INSIGHT: World Bank Group to breathe new life into Uzbekistan’s air travel market

Uzbekistan Airways The Presidents of Uzbekistan and Tajikistan – Shavkat Mirziyoev (left) and Emomali Rakhmon (Press-service of the president of Uzbekistan)

Uzbekistan is one of the few countries of the former Soviet republics (along with Azerbaijan and Turkmenistan) which still has its entire aviation business consolidated under a single, autonomous state-run entity. It comprises the national carrier Uzbekistan Airways (Uzbekiston Havo Yullari); a dozen of the country’s airports; an ATM provider; a maintenance, repair and overhaul (MRO) provider; and a number of other enterprises.

But the country’s president Shavkat Mirziyoev, who was elected in December 2016, seems determined to give Central Asia’s most populous country’s aviation industry a major boost by leading it out of stagnation through a policy of liberalisation and the adoption of international practices.

Uzbekistan’s newswires have been buzzing with reports of the government’s aim to reform the country’s transport infrastructure, particularly after it turned to World Bank Group (WBG) for “comprehensive advisory services” to support the modernisation of the civil aviation sector, as reported by WBG. A subsequent Reimbursable Advisory Services Agreement was signed in August 2018 with a view to providing Uzbekistan’s government with sufficient guidance in developing its regulatory policies, improving its organisational infrastructure and attracting private investors into the air transport business.

“Capacity constraints and high airport infrastructure costs make flying to and from Uzbekistan very expensive for passengers and do not facilitate the entry of foreign air carriers,” a WBG statements reads. “High transportation costs and long distances to reach major economic centres have limited Uzbekistan’s ability to develop its vast agriculture potential and export to large consumer markets in Europe and China.”
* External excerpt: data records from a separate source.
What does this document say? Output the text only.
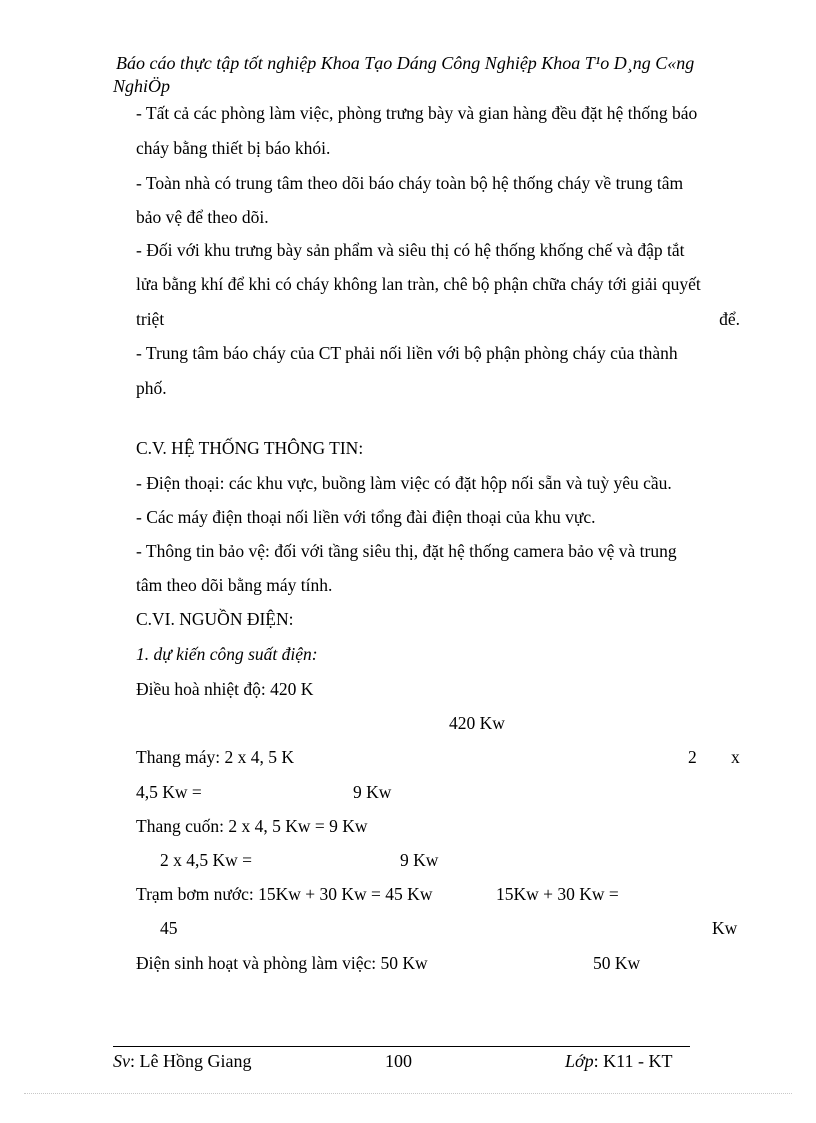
Báo cáo thực tập tốt nghiệp Khoa Tạo Dáng Công Nghiệp Khoa T¹o D¸ng C«ng
NghiÖp
- Tất cả các phòng làm việc, phòng trưng bày và gian hàng đều đặt hệ thống báo
cháy bằng thiết bị báo khói.
- Toàn nhà có trung tâm theo dõi báo cháy toàn bộ hệ thống cháy về trung tâm
bảo vệ để theo dõi.
- Đối với khu trưng bày sản phẩm và siêu thị có hệ thống khống chế và đập tắt
lửa bằng khí để khi có cháy không lan tràn, chê bộ phận chữa cháy tới giải quyết
triệt	để.
- Trung tâm báo cháy của CT phải nối liền với bộ phận phòng cháy của thành
phố.
C.V. HỆ THỐNG THÔNG TIN:
- Điện thoại: các khu vực, buồng làm việc có đặt hộp nối sẵn và tuỳ yêu cầu.
- Các máy điện thoại nối liền với tổng đài điện thoại của khu vực.
- Thông tin bảo vệ: đối với tầng siêu thị, đặt hệ thống camera bảo vệ và trung
tâm theo dõi bằng máy tính.
C.VI. NGUỒN ĐIỆN:
1. dự kiến công suất điện:
Điều hoà nhiệt độ: 420 K
420 Kw
Thang máy: 2 x 4, 5 K	2 x
4,5 Kw =	9 Kw
Thang cuốn: 2 x 4, 5 Kw = 9 Kw
2 x 4,5 Kw =	9 Kw
Trạm bơm nước: 15Kw + 30 Kw = 45 Kw	15Kw + 30 Kw =
45	Kw
Điện sinh hoạt và phòng làm việc: 50 Kw	50 Kw
Sv: Lê Hồng Giang	100	Lớp: K11 - KT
The bank’s analysts point out that, since 2010, Uzbekistan’s air transport sector has grown by only two per cent per year, the slowest growth rate in the region compared to neighbouring countries such as Kazakhstan, which has been enjoying an average annual growth of 10 per cent. Also, the report notes that while 15 international carriers currently serve Uzbekistan, the national air carrier is still accountable for 75 per cent of all passenger traffic, a trend that indicates an unbalanced playing field and a lack of a healthy competition.
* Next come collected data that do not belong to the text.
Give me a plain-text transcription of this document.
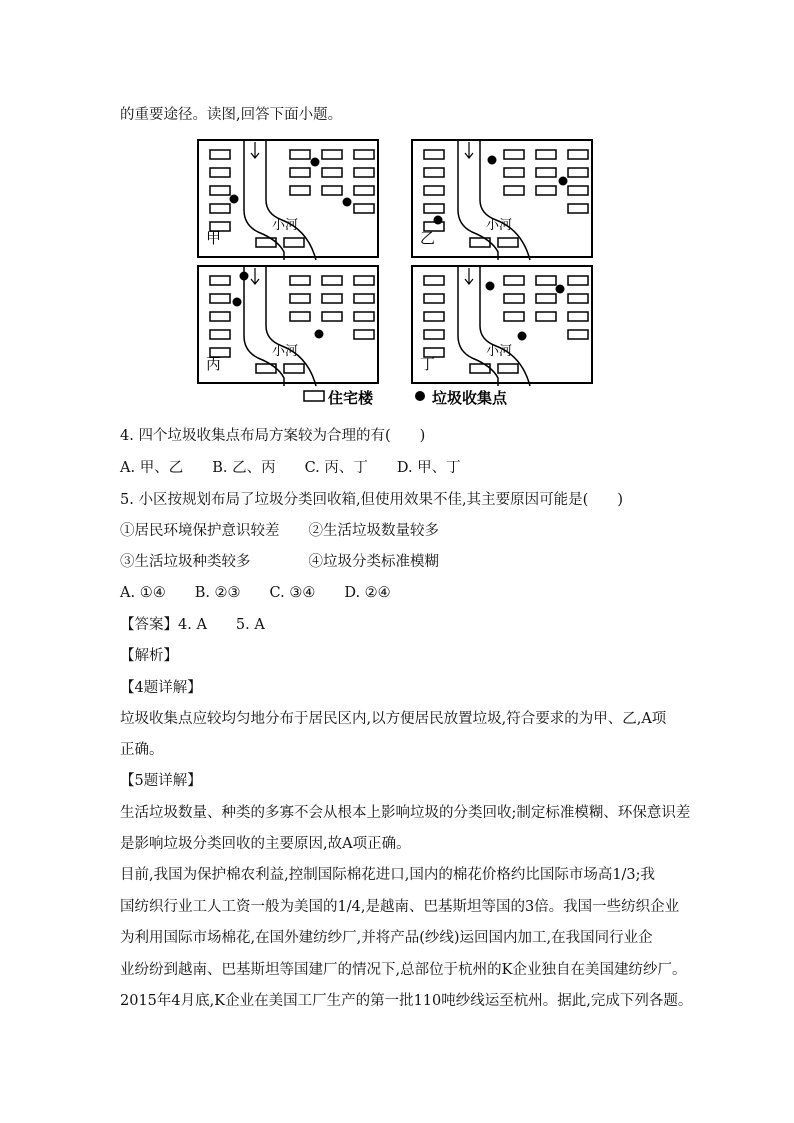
的重要途径。读图,回答下面小题。
甲
小河
乙
小河
丙
小河
丁
小河
住宅楼	垃圾收集点
4. 四个垃圾收集点布局方案较为合理的有(　　)
A. 甲、乙　　B. 乙、丙　　C. 丙、丁　　D. 甲、丁
5. 小区按规划布局了垃圾分类回收箱,但使用效果不佳,其主要原因可能是(　　)
①居民环境保护意识较差　　②生活垃圾数量较多
③生活垃圾种类较多　　　　④垃圾分类标准模糊
A. ①④　　B. ②③　　C. ③④　　D. ②④
【答案】4. A　　5. A
【解析】
【4题详解】
垃圾收集点应较均匀地分布于居民区内,以方便居民放置垃圾,符合要求的为甲、乙,A项
正确。
【5题详解】
生活垃圾数量、种类的多寡不会从根本上影响垃圾的分类回收;制定标准模糊、环保意识差
是影响垃圾分类回收的主要原因,故A项正确。
目前,我国为保护棉农利益,控制国际棉花进口,国内的棉花价格约比国际市场高1/3;我
国纺织行业工人工资一般为美国的1/4,是越南、巴基斯坦等国的3倍。我国一些纺织企业
为利用国际市场棉花,在国外建纺纱厂,并将产品(纱线)运回国内加工,在我国同行业企
业纷纷到越南、巴基斯坦等国建厂的情况下,总部位于杭州的K企业独自在美国建纺纱厂。
2015年4月底,K企业在美国工厂生产的第一批110吨纱线运至杭州。据此,完成下列各题。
“The aviation sector is one of the highest priorities for the government of Uzbekistan, given its potential role to stimulate economic growth and unlock the country’s tourism potential,” comments Hideki Mori, World Bank Country Manager for Uzbekistan. “With visa restrictions lifted for many countries, the hospitality industry is expected to expand. The country is also opening to trade and commerce. However, currently air transport supply is not able to cope with this growing demand due to the lack of a competitive environment,” he concludes.

World Bank has been supporting development projects in Uzbekistan since 1992. With support in excess of US$3.3 billion, it is currently supervising the implementation of 18 projects, ranging from macroeconomic management to education and water supply.
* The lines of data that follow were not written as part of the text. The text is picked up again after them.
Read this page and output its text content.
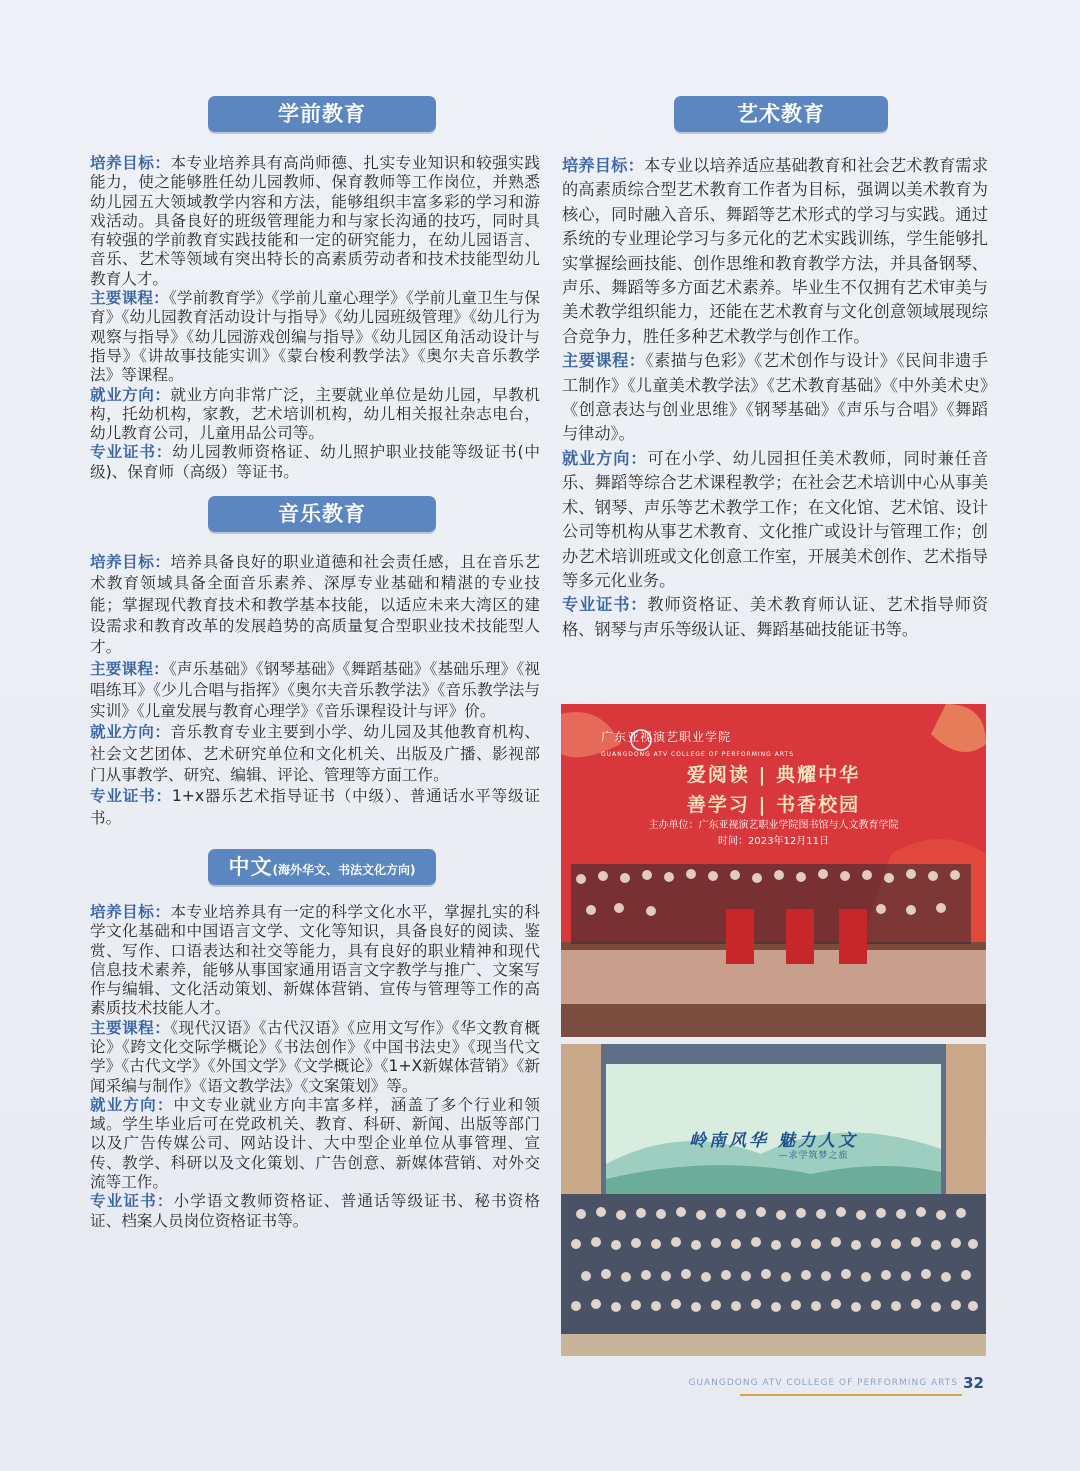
学前教育

培养目标：本专业培养具有高尚师德、扎实专业知识和较强实践能力，使之能够胜任幼儿园教师、保育教师等工作岗位，并熟悉幼儿园五大领域教学内容和方法，能够组织丰富多彩的学习和游戏活动。具备良好的班级管理能力和与家长沟通的技巧，同时具有较强的学前教育实践技能和一定的研究能力，在幼儿园语言、音乐、艺术等领域有突出特长的高素质劳动者和技术技能型幼儿教育人才。

主要课程：《学前教育学》《学前儿童心理学》《学前儿童卫生与保育》《幼儿园教育活动设计与指导》《幼儿园班级管理》《幼儿行为观察与指导》《幼儿园游戏创编与指导》《幼儿园区角活动设计与指导》《讲故事技能实训》《蒙台梭利教学法》《奥尔夫音乐教学法》等课程。

就业方向：就业方向非常广泛，主要就业单位是幼儿园，早教机构，托幼机构，家教，艺术培训机构，幼儿相关报社杂志电台，幼儿教育公司，儿童用品公司等。

专业证书：幼儿园教师资格证、幼儿照护职业技能等级证书(中级)、保育师（高级）等证书。

音乐教育

培养目标：培养具备良好的职业道德和社会责任感，且在音乐艺术教育领域具备全面音乐素养、深厚专业基础和精湛的专业技能；掌握现代教育技术和教学基本技能，以适应未来大湾区的建设需求和教育改革的发展趋势的高质量复合型职业技术技能型人才。

主要课程：《声乐基础》《钢琴基础》《舞蹈基础》《基础乐理》《视唱练耳》《少儿合唱与指挥》《奥尔夫音乐教学法》《音乐教学法与实训》《儿童发展与教育心理学》《音乐课程设计与评》价。

就业方向：音乐教育专业主要到小学、幼儿园及其他教育机构、社会文艺团体、艺术研究单位和文化机关、出版及广播、影视部门从事教学、研究、编辑、评论、管理等方面工作。

专业证书：1+x器乐艺术指导证书（中级）、普通话水平等级证书。

中文(海外华文、书法文化方向)

培养目标：本专业培养具有一定的科学文化水平，掌握扎实的科学文化基础和中国语言文学、文化等知识，具备良好的阅读、鉴赏、写作、口语表达和社交等能力，具有良好的职业精神和现代信息技术素养，能够从事国家通用语言文字教学与推广、文案写作与编辑、文化活动策划、新媒体营销、宣传与管理等工作的高素质技术技能人才。

主要课程：《现代汉语》《古代汉语》《应用文写作》《华文教育概论》《跨文化交际学概论》《书法创作》《中国书法史》《现当代文学》《古代文学》《外国文学》《文学概论》《1+X新媒体营销》《新闻采编与制作》《语文教学法》《文案策划》等。

就业方向：中文专业就业方向丰富多样，涵盖了多个行业和领域。学生毕业后可在党政机关、教育、科研、新闻、出版等部门以及广告传媒公司、网站设计、大中型企业单位从事管理、宣传、教学、科研以及文化策划、广告创意、新媒体营销、对外交流等工作。

专业证书：小学语文教师资格证、普通话等级证书、秘书资格证、档案人员岗位资格证书等。

艺术教育

培养目标：本专业以培养适应基础教育和社会艺术教育需求的高素质综合型艺术教育工作者为目标，强调以美术教育为核心，同时融入音乐、舞蹈等艺术形式的学习与实践。通过系统的专业理论学习与多元化的艺术实践训练，学生能够扎实掌握绘画技能、创作思维和教育教学方法，并具备钢琴、声乐、舞蹈等多方面艺术素养。毕业生不仅拥有艺术审美与美术教学组织能力，还能在艺术教育与文化创意领域展现综合竞争力，胜任多种艺术教学与创作工作。

主要课程：《素描与色彩》《艺术创作与设计》《民间非遗手工制作》《儿童美术教学法》《艺术教育基础》《中外美术史》《创意表达与创业思维》《钢琴基础》《声乐与合唱》《舞蹈与律动》。

就业方向：可在小学、幼儿园担任美术教师，同时兼任音乐、舞蹈等综合艺术课程教学；在社会艺术培训中心从事美术、钢琴、声乐等艺术教学工作；在文化馆、艺术馆、设计公司等机构从事艺术教育、文化推广或设计与管理工作；创办艺术培训班或文化创意工作室，开展美术创作、艺术指导等多元化业务。

专业证书：教师资格证、美术教育师认证、艺术指导师资格、钢琴与声乐等级认证、舞蹈基础技能证书等。

广东亚视演艺职业学院
GUANGDONG ATV COLLEGE OF PERFORMING ARTS
爱阅读 | 典耀中华
善学习 | 书香校园
主办单位：广东亚视演艺职业学院图书馆与人文教育学院
时间：2023年12月11日
岭南风华 魅力人文
—求学筑梦之旅
GUANGDONG ATV COLLEGE OF PERFORMING ARTS 32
Uzbekistan Airways, which has brought to an end the era of Soviet-built aircraft in its fleet in May, now operates a fleet consisting only of western-built jets, including Boeing-757/767s, Boeing 787-8 Dreamliners, Airbus А320s and Boeing 767-300BCF freighters.

The Uzbek carrier is expected to take delivery of two newest Airbus A320neo aircraft before year-end, two long-haul Boeing 787s in the second half of 2019 with another Dreamliner to be added in early 2020.

In 2017, following on from three years’ of traffic decline, Uzbekistan Airways saw its traffic climb 9.4 per cent to 2.7 million passengers.